Un anno di lotta che vide la progettazione e la produzione di un trattore cingolato chiamato R60: puntando sulla intelligenza dei lavoratori la riconversione industriale era possibile; un futuro poteva essere immaginato, il lavoro poteva ancora esserci per tutti. Un anno di solidarietà in cui la maggior parte della città si strinse attorno ai lavoratori e alle loro famiglie ormai ridotte a condizioni di indigenza.

Un anno di conflitti che si concluse, sul piano squisitamente sindacale in una sconfitta, cui succedette un periodo di disoccupazione, fame ed emigrazione forzata per la gran parte dei protagonisti. Un anno che consegnò alla Cgil una grammatica nuova del conflitto sociale e un patrimonio di valori che ne caratterizzeranno l’azione strategica e politica nei successivi decenni.

“Un Tocco di Classe” è la mostra fotografia evento che racconta questo anno attraverso fotografie originali provenienti dell’archivio della camera del lavoro di Reggio Emilia, selezionate con la consulenza di Tommaso Cerusici, e che è stata inaugurata sabato 23 aprile alle ore 16.30 in uno dei capannoni (il numero 18) che furono teatro di quegli eventi. Per il sindaco Luca Vecchi "la mostra rappresenta un investimento per tutta la città in una momento come questo in cui l’intera area è oggetto di grandi interventi di riqualificazione mirati a farne un luogo di partecipazione e incontro".

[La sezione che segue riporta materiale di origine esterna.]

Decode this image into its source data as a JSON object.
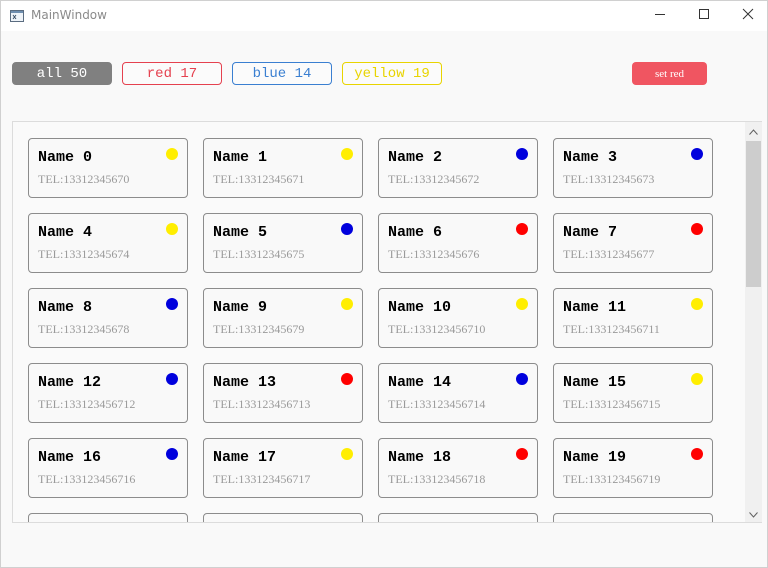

Valerio Bondi della segreteria Cgil di Reggio Emilia ha spiegato la genesi e gli obbiettivi dell’esposizione: “Ricordare una episodio centrale per la storia di una città ma anche del paese tutto, dove lo scontro sociale contro l’iniquità di 2000 licenziamenti ha saputo in quei mesi trasformarsi in una gara di solidarietà per gli agricoltori, i commercianti e i comuni cittadini che si strinsero attorno alle famiglie dei lavoratori in lotta, sostenendoli". Ha concluso il pomeriggio Francesca Re David della segreteria Cgil nazionale che ha teso a indagare i legami esistenti fra quel mondo e il presente:” a distanza di 70 anni da quella protesta, le lavoratrici e i lavoratori continuano a lottare e ad occupare le loro fabbriche come successo per le vertenze di Whirpool, GKN, Saga Cafè. Il lavoro oggi come ieri si difende solo con la determinazione e l’intelligenza di chi lavora”.

Tra gli interventi anche quello del professor Luca Baldissara che ha fornito un ampia e precisa ricostruzione storica del periodo, sul piano storico ma anche politico. Si tratta di un viaggio dentro al passato che si sofferma sulla densa attività organizzativa, politica, di quei mesi ma anche sui piccoli eventi della quotidianità, sui volti, noti e meno noti, tutti coinvolti più o meno consapevolmente in accadimenti destinati a restare scolpiti nella memoria collettiva di una intera comunità, tutti impegnati a scrivere l’incipit di una storia, la storia del movimento dei lavoratori dell’Italia repubblicana.

La mostra, ad ingresso libero, sarà visitabile fino a fine ottobre, e sarà sede di eventi e iniziative durante il periodo estivo a cura dei promotori. Rientra inoltre nel circuito OFF di Fotografia Europea 2022.